I was lucky enough to have been invited to spend the day with our good friends who were having a family reunion there.They reserve the entire place, a cabin for each family unit and gourmet breakfasts and dinners, canoes, paddle boards, toys and a chain of beautiful lakes for fishing and floating. I couldn't be there all day but a couple of hours late this afternoon was the perfect teaser before I had to make the long drive home to start my evening job.
When I arrived, everyone was gone on some activities up in the mountains so I made myself comfortable on this dock with my new favorite book. There is no cell service for miles. No technology. No distractions at the tip of your fingers...just this! Just pure mountain air, with nothing but the birds to keep you company! It was beautiful and it was a stolen moment in Heaven.
As the sun became a little too warm, I headed to the main cabin, nestled into a rocker on the shady porch and just rocked. And, there I sat, all alone with this view staring back at me!
Eventually, my friends came back to the cabins and it was so good to see them. They are my parent's ages and their children are so great! I don't see their kids very often but we always seem to have a great laugh and enjoy one another's company when we do get together. They are salt of the earth kind of people and an amazing blessing to the kids and I. We met Neil and Kerma at the hospital two years ago but it's like we've known them forever!

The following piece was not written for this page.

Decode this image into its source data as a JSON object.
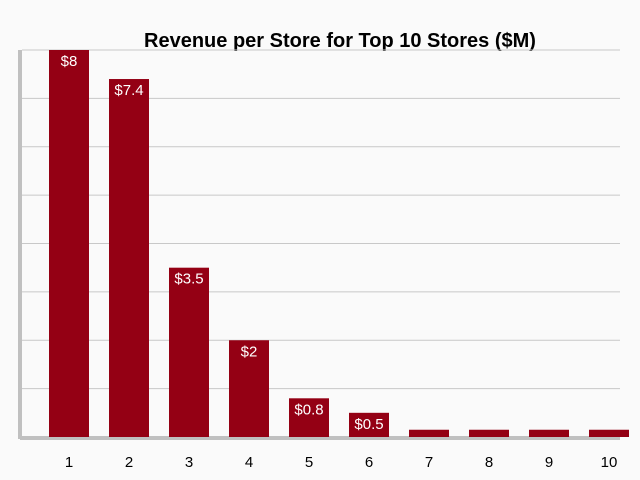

We sat on the porch, together and rocked. We talked. We laughed. We drank Diet Coke out of frosty mugs! We watched the clouds roll in, the rain come down and birds busy themselves with important things that birds do and there was absolutely nothing for me to do, nothing for me to be, nothing for me to fix, nothing for me to say, nothing for me to run from. Just nothing for me to do but breathe.

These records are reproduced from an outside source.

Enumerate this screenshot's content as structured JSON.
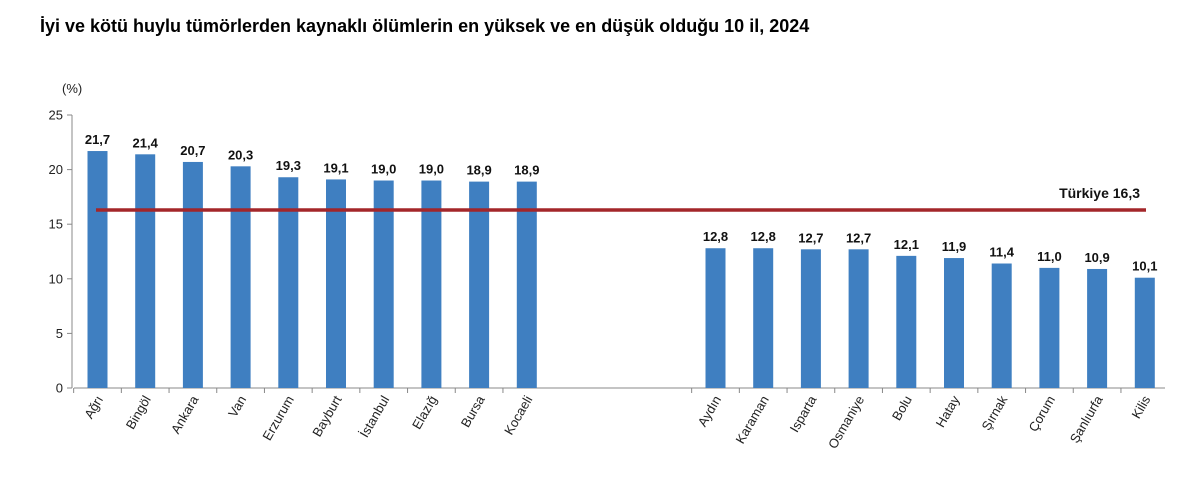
{
  "chart_data": {
    "type": "bar",
    "title": "İyi ve kötü huylu tümörlerden kaynaklı ölümlerin en yüksek ve en düşük olduğu 10 il, 2024",
    "ylabel": "(%)",
    "xlabel": "",
    "ylim": [
      0,
      25
    ],
    "yticks": [
      0,
      5,
      10,
      15,
      20,
      25
    ],
    "grid": false,
    "colors": {
      "bar": "#3f7fc1",
      "reference_line": "#a3262a"
    },
    "series": [
      {
        "name": "",
        "groups": [
          {
            "categories": [
              "Ağrı",
              "Bingöl",
              "Ankara",
              "Van",
              "Erzurum",
              "Bayburt",
              "İstanbul",
              "Elazığ",
              "Bursa",
              "Kocaeli"
            ],
            "values": [
              21.7,
              21.4,
              20.7,
              20.3,
              19.3,
              19.1,
              19.0,
              19.0,
              18.9,
              18.9
            ],
            "value_labels": [
              "21,7",
              "21,4",
              "20,7",
              "20,3",
              "19,3",
              "19,1",
              "19,0",
              "19,0",
              "18,9",
              "18,9"
            ]
          },
          {
            "categories": [
              "Aydın",
              "Karaman",
              "Isparta",
              "Osmaniye",
              "Bolu",
              "Hatay",
              "Şırnak",
              "Çorum",
              "Şanlıurfa",
              "Kilis"
            ],
            "values": [
              12.8,
              12.8,
              12.7,
              12.7,
              12.1,
              11.9,
              11.4,
              11.0,
              10.9,
              10.1
            ],
            "value_labels": [
              "12,8",
              "12,8",
              "12,7",
              "12,7",
              "12,1",
              "11,9",
              "11,4",
              "11,0",
              "10,9",
              "10,1"
            ]
          }
        ]
      }
    ],
    "reference_line": {
      "label": "Türkiye 16,3",
      "value": 16.3
    }
  }
}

Oh, how I love breathing. I sometimes forget to do that. I always forget how much I love doing the simple things...like breathing.

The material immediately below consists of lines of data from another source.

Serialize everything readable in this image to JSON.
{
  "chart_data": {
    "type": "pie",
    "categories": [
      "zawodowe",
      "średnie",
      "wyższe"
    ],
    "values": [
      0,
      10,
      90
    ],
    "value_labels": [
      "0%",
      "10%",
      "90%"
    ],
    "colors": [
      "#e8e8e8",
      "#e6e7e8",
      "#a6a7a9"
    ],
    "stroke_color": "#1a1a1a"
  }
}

It feels like miles and miles away from civilization. You are literally alone in this vast space of God's creation. As I waved goodbye I felt this place tugging on me to stay. Something about it. I love being in places that are bigger than me. Bigger than my world that so often feels overwhelming and spills out all over the place though I try so hard to keep it contained.
This was my drive home...a dirt road for miles and nothing but all this as far as your eye can see.
I opened my window and let the mountain air fill my car.
I met some new friends, even stopped to say hi. She seemed happy to see me...so I wasn't completely alone. I named her Margaret.
I stopped at this little creek. The smell of sage brush and wild rose chased the breeze that blew in and tickled the daisies. I sat on the banks, set my feet in the cool water and felt the loneliness of such a place without another soul within miles, yet it was consoling at the same time and felt so good. I could have stayed here all night. I never have room to think. I never have time to think. For a few minutes, I just thought about my life. You don't really feel the weight of what you carry until you set it down for just a minute. I set that weight beside me and I let the flood of emotions spill out and into the river carrying the left over mountain winter, to the green edges of summer. There was so much to be considered in that moment.
So that was my day. A good day. A peaceful day...a day I was reminded what it felt like to breathe.